Questo aggiornamento porta con sé effetti non neutri: in città dove gli affitti sono molto alti, l’indicatore penalizza la qualità della vita. Di contro, territori con un buon equilibrio tra costo della vita e livello dei servizi — anche se meno ricchi — possono risultare più “vivibili”.
Un aspetto particolarmente interessante: la percezione soggettiva del benessere — misurata da rilevazioni come quelle dell’ISTAT — spesso coincide con le classifiche oggettive, ma non sempre. Alcune province con indicatori medi possono registrare un alto grado di soddisfazione, grazie a comunità coese, servizi locali efficaci, un buon rapporto con la natura, qualità sociale.

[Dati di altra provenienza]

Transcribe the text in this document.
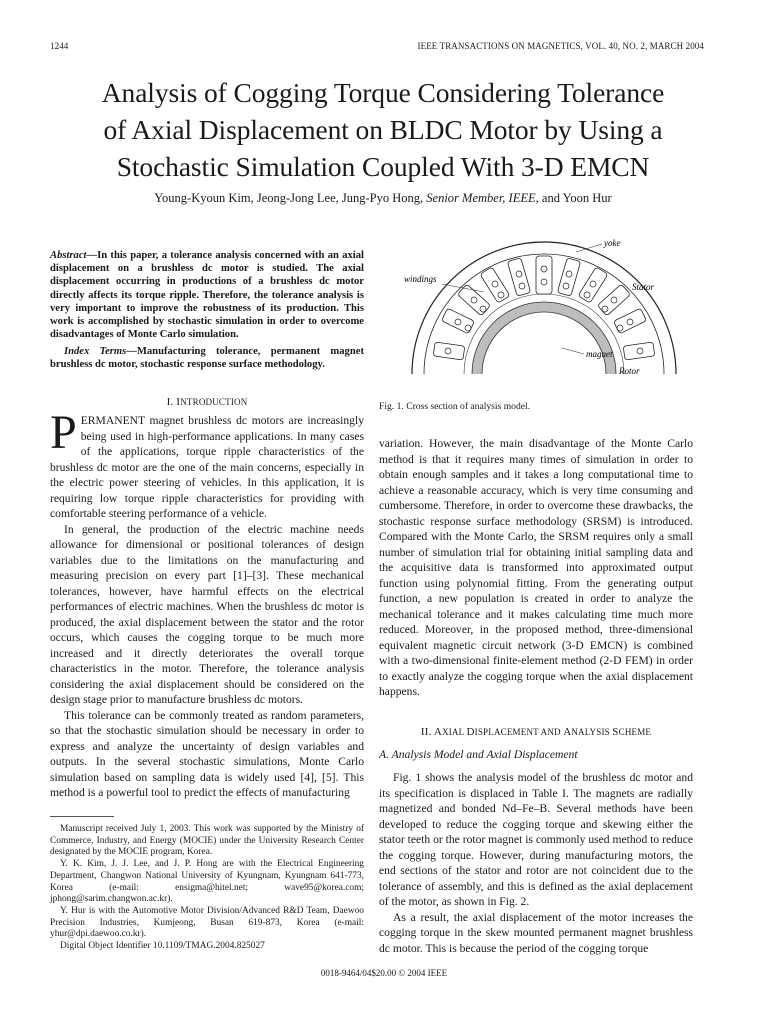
1244	IEEE TRANSACTIONS ON MAGNETICS, VOL. 40, NO. 2, MARCH 2004
Analysis of Cogging Torque Considering Tolerance
of Axial Displacement on BLDC Motor by Using a
Stochastic Simulation Coupled With 3-D EMCN
Young-Kyoun Kim, Jeong-Jong Lee, Jung-Pyo Hong, Senior Member, IEEE, and Yoon Hur

Abstract—In this paper, a tolerance analysis concerned with an axial displacement on a brushless dc motor is studied. The axial displacement occurring in productions of a brushless dc motor directly affects its torque ripple. Therefore, the tolerance analysis is very important to improve the robustness of its production. This work is accomplished by stochastic simulation in order to overcome disadvantages of Monte Carlo simulation.

Index Terms—Manufacturing tolerance, permanent magnet brushless dc motor, stochastic response surface methodology.

I. INTRODUCTION

PERMANENT magnet brushless dc motors are increasingly being used in high-performance applications. In many cases of the applications, torque ripple characteristics of the brushless dc motor are the one of the main concerns, especially in the electric power steering of vehicles. In this application, it is requiring low torque ripple characteristics for providing with comfortable steering performance of a vehicle.

In general, the production of the electric machine needs allowance for dimensional or positional tolerances of design variables due to the limitations on the manufacturing and measuring precision on every part [1]–[3]. These mechanical tolerances, however, have harmful effects on the electrical performances of electric machines. When the brushless dc motor is produced, the axial displacement between the stator and the rotor occurs, which causes the cogging torque to be much more increased and it directly deteriorates the overall torque characteristics in the motor. Therefore, the tolerance analysis considering the axial displacement should be considered on the design stage prior to manufacture brushless dc motors.

This tolerance can be commonly treated as random parameters, so that the stochastic simulation should be necessary in order to express and analyze the uncertainty of design variables and outputs. In the several stochastic simulations, Monte Carlo simulation based on sampling data is widely used [4], [5]. This method is a powerful tool to predict the effects of manufacturing

Manuscript received July 1, 2003. This work was supported by the Ministry of Commerce, Industry, and Energy (MOCIE) under the University Research Center designated by the MOCIE program, Korea.

Y. K. Kim, J. J. Lee, and J. P. Hong are with the Electrical Engineering Department, Changwon National University of Kyungnam, Kyungnam 641-773, Korea (e-mail: ensigma@hitel.net; wave95@korea.com; jphong@sarim.changwon.ac.kr).

Y. Hur is with the Automotive Motor Division/Advanced R&D Team, Daewoo Precision Industries, Kumjeong, Busan 619-873, Korea (e-mail: yhur@dpi.daewoo.co.kr).

Digital Object Identifier 10.1109/TMAG.2004.825027

yoke
windings
Stator
magnet
Rotor
Fig. 1. Cross section of analysis model.

variation. However, the main disadvantage of the Monte Carlo method is that it requires many times of simulation in order to obtain enough samples and it takes a long computational time to achieve a reasonable accuracy, which is very time consuming and cumbersome. Therefore, in order to overcome these drawbacks, the stochastic response surface methodology (SRSM) is introduced. Compared with the Monte Carlo, the SRSM requires only a small number of simulation trial for obtaining initial sampling data and the acquisitive data is transformed into approximated output function using polynomial fitting. From the generating output function, a new population is created in order to analyze the mechanical tolerance and it makes calculating time much more reduced. Moreover, in the proposed method, three-dimensional equivalent magnetic circuit network (3-D EMCN) is combined with a two-dimensional finite-element method (2-D FEM) in order to exactly analyze the cogging torque when the axial displacement happens.

II. AXIAL DISPLACEMENT AND ANALYSIS SCHEME
A. Analysis Model and Axial Displacement

Fig. 1 shows the analysis model of the brushless dc motor and its specification is displaced in Table I. The magnets are radially magnetized and bonded Nd–Fe–B. Several methods have been developed to reduce the cogging torque and skewing either the stator teeth or the rotor magnet is commonly used method to reduce the cogging torque. However, during manufacturing motors, the end sections of the stator and rotor are not coincident due to the tolerance of assembly, and this is defined as the axial deplacement of the motor, as shown in Fig. 2.

As a result, the axial displacement of the motor increases the cogging torque in the skew mounted permanent magnet brushless dc motor. This is because the period of the cogging torque

0018-9464/04$20.00 © 2004 IEEE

In questo senso, la classifica di fine anno non fotografa solo l’Italia delle infrastrutture e della ricchezza, ma anche quella delle “micro-scelte”: vivibilità dei quartieri, accesso alla natura, coesione sociale, equilibrio tra lavoro e qualità della vita.
Una fotografia utile
Nonostante l’utilità della classifica annuale, alcuni osservatori critici segnalano limiti e avvertenze:
- L’equilibrio tra indicatori oggettivi e percezione personale può generare una rappresentazione parziale, che valorizza certi modelli di vita (città piccole, tranquilli centri urbani, forte coesione sociale) e penalizza altri (metropoli, movimenti, mobilità, diversità).
- Le classifiche aggregano province: ciò nasconde le disomogeneità interne, tra aree centrali e periferiche, tra zone ben collegate e quartieri isolati, tra centri vitali e paesi in calo.
- Alcuni indicatori — come il costo dell’abitare, l’inquinamento, la qualità ambientale — possono variare molto da un quartiere all’altro, e una media provinciale può nascondere sacche di degrado o disagio.
- Le classifiche misurano condizioni materiali e struttura dei servizi, ma meno le dinamiche sociali: integrazione, coesione, reti di solidarietà, mobilità sociale, opportunità di crescita culturale o personale.
Quello che emerge dalla classifica 2025 è, innanzitutto, un’Italia divisa: un Nord che — in larga parte — sa garantire benessere, servizi, sicurezza, lavoro; un Sud e un’Italia insulare che restano in difficoltà strutturali e sociali difficili da colmare.
Ma emergono anche segnali di cambiamento: le grandi città, nonostante le criticità, restano attrattive e in parte resilienti. Alcune metropoli mostrano che con politiche urbane attente, investimenti in infrastrutture e servizi, e un equilibrio tra crescita economica e qualità della vita, la vita in città può essere sostenibile e desiderabile.
Per il Sud, invece, la sfida rimane complessa: senza un progetto strutturale di rilancio — infrastrutture, lavoro, istruzione, servizi sociali — è difficile pensare a un’inversione di tendenza. Le differenze sono profonde, e non bastano incentivi temporanei: servono politiche di medio-lungo termine, orientate a ridurre il divario in termini reali e percepiti, a superare il gap generazionale, a rendere possibile per i giovani restare o tornare, con dignità e speranza.